Mark Olesen, head of the software-as-a-service (SaaS) business unit within the company’s software division, said the service desk offering will follow the merger of HP’s OpenView Service Desk software with the Service Center package from Mercury Interactive, acquired by HP for $4.5bn in July last year.
The merger of the two products takes place in the next release, to be called Service Management Center, said Olesen, adding that the SaaS offering will follow but declining to specify the timeframe.
The exec, who himself came to HP with the Mercury buy, recalled that SOA governance also came from that acquisition. Mercury had bought Systinet, but we hadn’t had time to ‘SaaSize’ it prior to our acquisition by HP.
He explained that the technical process behind ‘SaaSization’ fundamentally entails making the software available over the internet, though there is clearly also the issue of enabling shared or multi-tenancy. Beyond these concrete plans, Olesen said HP is looking at the possibility of SaaS offerings of both the SPI Dynamics and Opsware technologies the Palo Alto, California-based acquired in mid-year.

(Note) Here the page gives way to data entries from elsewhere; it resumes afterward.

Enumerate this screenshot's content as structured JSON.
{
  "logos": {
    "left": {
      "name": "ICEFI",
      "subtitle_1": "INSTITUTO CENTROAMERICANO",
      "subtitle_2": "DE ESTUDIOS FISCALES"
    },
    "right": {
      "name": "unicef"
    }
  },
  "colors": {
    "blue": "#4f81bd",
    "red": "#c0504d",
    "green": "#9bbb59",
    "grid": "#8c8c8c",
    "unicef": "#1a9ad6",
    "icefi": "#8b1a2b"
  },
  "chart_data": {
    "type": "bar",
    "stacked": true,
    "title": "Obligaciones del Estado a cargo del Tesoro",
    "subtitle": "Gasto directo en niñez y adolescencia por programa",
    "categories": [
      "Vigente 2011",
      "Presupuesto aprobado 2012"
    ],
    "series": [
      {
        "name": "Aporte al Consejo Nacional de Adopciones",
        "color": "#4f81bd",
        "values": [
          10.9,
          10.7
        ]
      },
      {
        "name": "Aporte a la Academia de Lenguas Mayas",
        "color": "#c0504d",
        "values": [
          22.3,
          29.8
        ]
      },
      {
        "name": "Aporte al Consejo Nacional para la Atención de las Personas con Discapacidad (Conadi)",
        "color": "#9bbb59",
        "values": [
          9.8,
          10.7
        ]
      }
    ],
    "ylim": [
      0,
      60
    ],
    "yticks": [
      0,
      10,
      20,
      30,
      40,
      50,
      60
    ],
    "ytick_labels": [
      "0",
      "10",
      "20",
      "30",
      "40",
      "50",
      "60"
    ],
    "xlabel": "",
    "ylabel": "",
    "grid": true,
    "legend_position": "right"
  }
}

There are, of course, parts of the expanding HP software portfolio that are not suited to SaaS offerings, and in those cases, said Olesen, his business unit is looking at integration so as to add a SaaS dimension. He cited OpenView Network Node Manager, which is the cornerstone of HP’s network management framework.
It deploys agents around a company’s network to monitor it for purposes of problem and incident management, he began. We could offer the correlation and reporting functions as a service as part of the [Mercury] product monitoring service, he explained.